Interview: Landshapes is your new best friend


by Michael Glader

I have a new favorite band and they’re called Landshapes. Composed of Jemma Freeman, Heloise Tunstall-Behrens, Luisa Gerstein, and Dan Blackett, Landshapes creates indie rock songs that are energetic, melodic, and hypnotic. Having released their second album, Heyoon, via UK label Bella Union in May of 2015, Landshapes recently embarked on a 3-week North American tour.

This London-based four-piece has been stuck in my head, making me dig deeper into their impeccable guitar tones and inspiring me by their overall aesthetic. I’m wowed, to say the least, and feel even luckier to have seen them play their first-ever Chicago performance. I also got to interview Landshapes in the women’s restroom, but I’ll get to that in a second.

Landshapes brings you to the scene of the crime: they’re intense, they’re gritty, they’re raw. It’s a big-city band that captures the beauty in the drab. They harness a sense of eeriness, a sense of power and corruptness, while making you feel satisfied.

What truly captures me most about Landshapes and Heyoon is the guitar work and rhythm section. Effected rhythm and lead guitar tones add intensity and dynamics to the sound. Guitar melodies weave in and out of psychosis, soothing you when they need to and straining you in a haunting, chilling way. It’s every bit raw, and every bit intelligent and poised. When paired with its perfectly constructed bass lines and tasteful-yet-punishing drums, the sound is nothing less than total, complete wholeness.

I’m officially a fan-boy now and wanted to get to know these musicians, so on October 8 at Chicago’s Subterranean, we sought out a quiet place in the women’s restroom to get to know each other, talk about their music, and ask these Londoners what they know about Chicago.

Michael Glader: How did you all meet each other?

Landshapes: We came from outer space! We came from different places, through the scene together and through school. Louisa and I [Heloise] started to sing together and then began looking for a bass player, so we asked Jemma, who is the sister of my boyfriend, then we saw Dan playing in a band and just stole him! He played a gig with us and never went back to his other band.

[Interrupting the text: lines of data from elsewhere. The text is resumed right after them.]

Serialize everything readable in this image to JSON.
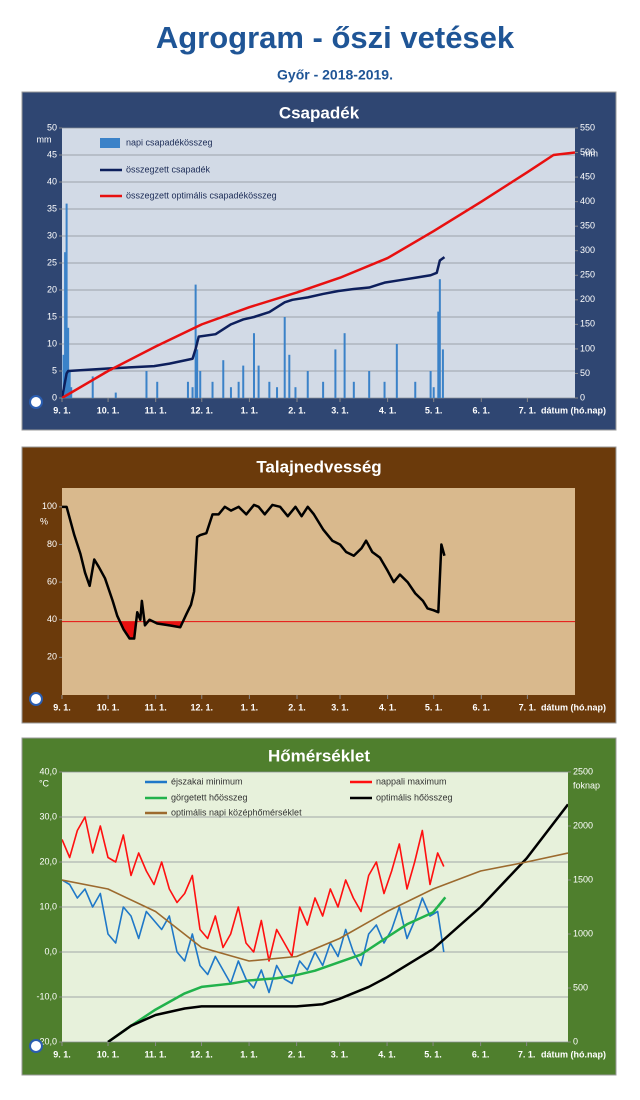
{
  "header": {
    "title": "Agrogram - őszi vetések",
    "subtitle": "Győr - 2018-2019."
  },
  "chart_data": [
    {
      "type": "combo",
      "title": "Csapadék",
      "ylabel": "mm",
      "y2label": "mm",
      "xlabel": "dátum (hó.nap)",
      "xlim": [
        0,
        334
      ],
      "xticks": [
        {
          "value": 0,
          "label": "9. 1."
        },
        {
          "value": 30,
          "label": "10. 1."
        },
        {
          "value": 61,
          "label": "11. 1."
        },
        {
          "value": 91,
          "label": "12. 1."
        },
        {
          "value": 122,
          "label": "1. 1."
        },
        {
          "value": 153,
          "label": "2. 1."
        },
        {
          "value": 181,
          "label": "3. 1."
        },
        {
          "value": 212,
          "label": "4. 1."
        },
        {
          "value": 242,
          "label": "5. 1."
        },
        {
          "value": 273,
          "label": "6. 1."
        },
        {
          "value": 303,
          "label": "7. 1."
        }
      ],
      "ylim": [
        0,
        50
      ],
      "yticks": [
        0,
        5,
        10,
        15,
        20,
        25,
        30,
        35,
        40,
        45,
        50
      ],
      "y2lim": [
        0,
        550
      ],
      "y2ticks": [
        0,
        50,
        100,
        150,
        200,
        250,
        300,
        350,
        400,
        450,
        500,
        550
      ],
      "grid": true,
      "series": [
        {
          "name": "napi csapadékösszeg",
          "type": "bar",
          "color": "#3b82c8",
          "x": [
            1,
            2,
            3,
            4,
            5,
            6,
            20,
            35,
            55,
            62,
            82,
            85,
            87,
            88,
            90,
            98,
            105,
            110,
            115,
            118,
            125,
            128,
            135,
            140,
            145,
            148,
            152,
            160,
            170,
            178,
            184,
            190,
            200,
            210,
            218,
            230,
            240,
            242,
            245,
            246,
            248
          ],
          "values": [
            8,
            27,
            36,
            13,
            5,
            2,
            4,
            1,
            5,
            3,
            3,
            2,
            21,
            9,
            5,
            3,
            7,
            2,
            3,
            6,
            12,
            6,
            3,
            2,
            15,
            8,
            2,
            5,
            3,
            9,
            12,
            3,
            5,
            3,
            10,
            3,
            5,
            2,
            16,
            22,
            9
          ]
        },
        {
          "name": "összegzett csapadék",
          "type": "line",
          "axis": "y2",
          "color": "#0d1f5c",
          "x": [
            0,
            3,
            4,
            30,
            60,
            70,
            85,
            87,
            89,
            100,
            110,
            118,
            125,
            135,
            145,
            150,
            160,
            170,
            180,
            190,
            200,
            210,
            220,
            230,
            240,
            244,
            246,
            249
          ],
          "values": [
            0,
            50,
            55,
            60,
            65,
            70,
            80,
            100,
            125,
            130,
            150,
            160,
            165,
            175,
            195,
            200,
            205,
            212,
            218,
            222,
            225,
            235,
            240,
            245,
            250,
            255,
            280,
            287
          ]
        },
        {
          "name": "összegzett optimális csapadékösszeg",
          "type": "line",
          "axis": "y2",
          "color": "#e81010",
          "x": [
            0,
            30,
            61,
            91,
            122,
            153,
            181,
            212,
            242,
            273,
            303,
            320,
            334
          ],
          "values": [
            0,
            55,
            105,
            150,
            185,
            215,
            245,
            285,
            340,
            400,
            460,
            495,
            500
          ]
        }
      ]
    },
    {
      "type": "combo",
      "title": "Talajnedvesség",
      "ylabel": "%",
      "xlabel": "dátum (hó.nap)",
      "xlim": [
        0,
        334
      ],
      "xticks": [
        {
          "value": 0,
          "label": "9. 1."
        },
        {
          "value": 30,
          "label": "10. 1."
        },
        {
          "value": 61,
          "label": "11. 1."
        },
        {
          "value": 91,
          "label": "12. 1."
        },
        {
          "value": 122,
          "label": "1. 1."
        },
        {
          "value": 153,
          "label": "2. 1."
        },
        {
          "value": 181,
          "label": "3. 1."
        },
        {
          "value": 212,
          "label": "4. 1."
        },
        {
          "value": 242,
          "label": "5. 1."
        },
        {
          "value": 273,
          "label": "6. 1."
        },
        {
          "value": 303,
          "label": "7. 1."
        }
      ],
      "ylim": [
        0,
        110
      ],
      "yticks": [
        20,
        40,
        60,
        80,
        100
      ],
      "grid": false,
      "reference_line": {
        "value": 39,
        "color": "#e81010"
      },
      "series": [
        {
          "type": "line",
          "color": "#000000",
          "deficit_color": "#e81010",
          "x": [
            0,
            3,
            8,
            12,
            15,
            18,
            21,
            24,
            28,
            33,
            36,
            40,
            44,
            47,
            49,
            51,
            52,
            54,
            57,
            62,
            70,
            77,
            81,
            84,
            86,
            88,
            90,
            94,
            98,
            102,
            106,
            110,
            115,
            120,
            125,
            128,
            132,
            137,
            142,
            147,
            152,
            156,
            160,
            164,
            170,
            176,
            181,
            185,
            190,
            195,
            198,
            202,
            207,
            212,
            216,
            220,
            225,
            230,
            235,
            238,
            242,
            245,
            247,
            249
          ],
          "values": [
            100,
            100,
            85,
            75,
            65,
            58,
            72,
            68,
            62,
            50,
            42,
            35,
            30,
            30,
            44,
            40,
            50,
            37,
            40,
            38,
            37,
            36,
            43,
            48,
            55,
            84,
            85,
            86,
            96,
            96,
            100,
            98,
            100,
            96,
            101,
            100,
            96,
            101,
            100,
            95,
            100,
            95,
            100,
            96,
            88,
            82,
            80,
            76,
            74,
            78,
            82,
            76,
            73,
            66,
            60,
            64,
            60,
            54,
            50,
            46,
            45,
            44,
            80,
            74
          ]
        }
      ]
    },
    {
      "type": "combo",
      "title": "Hőmérséklet",
      "ylabel": "°C",
      "y2label": "foknap",
      "xlabel": "dátum (hó.nap)",
      "xlim": [
        0,
        330
      ],
      "xticks": [
        {
          "value": 0,
          "label": "9. 1."
        },
        {
          "value": 30,
          "label": "10. 1."
        },
        {
          "value": 61,
          "label": "11. 1."
        },
        {
          "value": 91,
          "label": "12. 1."
        },
        {
          "value": 122,
          "label": "1. 1."
        },
        {
          "value": 153,
          "label": "2. 1."
        },
        {
          "value": 181,
          "label": "3. 1."
        },
        {
          "value": 212,
          "label": "4. 1."
        },
        {
          "value": 242,
          "label": "5. 1."
        },
        {
          "value": 273,
          "label": "6. 1."
        },
        {
          "value": 303,
          "label": "7. 1."
        }
      ],
      "ylim": [
        -20,
        40
      ],
      "yticks": [
        {
          "value": -20,
          "label": "-20,0"
        },
        {
          "value": -10,
          "label": "-10,0"
        },
        {
          "value": 0,
          "label": "0,0"
        },
        {
          "value": 10,
          "label": "10,0"
        },
        {
          "value": 20,
          "label": "20,0"
        },
        {
          "value": 30,
          "label": "30,0"
        },
        {
          "value": 40,
          "label": "40,0"
        }
      ],
      "y2lim": [
        0,
        2500
      ],
      "y2ticks": [
        0,
        500,
        1000,
        1500,
        2000,
        2500
      ],
      "grid": true,
      "series": [
        {
          "name": "éjszakai minimum",
          "type": "line",
          "color": "#1f78c8",
          "x": [
            0,
            5,
            10,
            15,
            20,
            25,
            30,
            35,
            40,
            45,
            50,
            55,
            60,
            65,
            70,
            75,
            80,
            85,
            90,
            95,
            100,
            105,
            110,
            115,
            120,
            125,
            130,
            135,
            140,
            145,
            150,
            155,
            160,
            165,
            170,
            175,
            180,
            185,
            190,
            195,
            200,
            205,
            210,
            215,
            220,
            225,
            230,
            235,
            240,
            245,
            249
          ],
          "values": [
            16,
            15,
            12,
            14,
            10,
            13,
            4,
            2,
            10,
            8,
            3,
            9,
            7,
            5,
            8,
            0,
            -2,
            4,
            -3,
            -5,
            -1,
            -4,
            -7,
            -2,
            -6,
            -8,
            -4,
            -9,
            -3,
            -6,
            -7,
            -2,
            -4,
            0,
            -3,
            2,
            -1,
            5,
            0,
            -3,
            4,
            6,
            2,
            5,
            10,
            3,
            7,
            12,
            8,
            9,
            0
          ]
        },
        {
          "name": "nappali maximum",
          "type": "line",
          "color": "#ff1010",
          "x": [
            0,
            5,
            10,
            15,
            20,
            25,
            30,
            35,
            40,
            45,
            50,
            55,
            60,
            65,
            70,
            75,
            80,
            85,
            90,
            95,
            100,
            105,
            110,
            115,
            120,
            125,
            130,
            135,
            140,
            145,
            150,
            155,
            160,
            165,
            170,
            175,
            180,
            185,
            190,
            195,
            200,
            205,
            210,
            215,
            220,
            225,
            230,
            235,
            240,
            245,
            249
          ],
          "values": [
            25,
            21,
            27,
            30,
            22,
            28,
            21,
            20,
            26,
            17,
            22,
            18,
            15,
            20,
            14,
            11,
            13,
            17,
            5,
            3,
            8,
            1,
            4,
            10,
            2,
            0,
            7,
            -2,
            5,
            2,
            -1,
            10,
            6,
            12,
            8,
            14,
            10,
            16,
            12,
            9,
            17,
            20,
            13,
            18,
            24,
            14,
            20,
            27,
            15,
            22,
            19
          ]
        },
        {
          "name": "görgetett hőösszeg",
          "type": "line",
          "axis": "y2",
          "color": "#22b24c",
          "x": [
            30,
            45,
            61,
            80,
            91,
            110,
            122,
            140,
            153,
            165,
            181,
            195,
            212,
            225,
            242,
            250
          ],
          "values": [
            0,
            150,
            300,
            450,
            510,
            540,
            570,
            590,
            620,
            660,
            740,
            810,
            970,
            1090,
            1200,
            1340
          ]
        },
        {
          "name": "optimális hőösszeg",
          "type": "line",
          "axis": "y2",
          "color": "#000000",
          "x": [
            30,
            45,
            61,
            80,
            91,
            122,
            153,
            170,
            181,
            200,
            212,
            242,
            273,
            303,
            330
          ],
          "values": [
            0,
            150,
            250,
            310,
            330,
            330,
            330,
            350,
            400,
            510,
            600,
            860,
            1250,
            1700,
            2200
          ]
        },
        {
          "name": "optimális napi középhőmérséklet",
          "type": "line",
          "color": "#9c6a2e",
          "x": [
            0,
            30,
            61,
            91,
            122,
            153,
            181,
            212,
            242,
            273,
            303,
            330
          ],
          "values": [
            16,
            14,
            9,
            1,
            -2,
            -1,
            3,
            9,
            14,
            18,
            20,
            22
          ]
        }
      ]
    }
  ]
}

MG: It sounds like you guys have so many different influences. Shoot off some bands you individually like.

LS: Brian Eno, Deep Purple, David Bowie, Led Zeppelin, Radiohead, Patti Smith, Le Tigre, Lower Dens, Ethiopian Jazz, ESG, old calypso music, soul music, Girl Band, Father John Misty, Micachu and The Shapes.

MG: What’s the songwriting process like?

LS: We tend to sort of jam together. We each come up with little riffs and just casually start playing. It tends to work better that way because it’s a more open process. We also record a lot of stuff, go back and find stuff we like and don’t like. Sometimes it’ll be really fast and we’ll play a song in seven minutes, and other times we’ll work on a song for several months. For example, “Ader” took forever, it was a lot of hard work. We tried a bunch of different styles and then one day, Dan just kind of got frustrated and counted us in really fast and it totally worked!

MG: What do you think of when you think of Chicago?

LS: The Bulls, Michael Jackson, Michael Jordan, and Pizza.

After watching Landshapes play that night, I couldn’t help but like them more and more — I had no choice. They truly play with an impressive amount of energy. Guitarist Jemma Freeman works the stage in a way that reminded me of a more controlled Angus Young of AC/DC. It’s truly awesome. They’re so powerful, so measured and deliberate. Whatever you do, go see Landshapes and let them become your new best friends.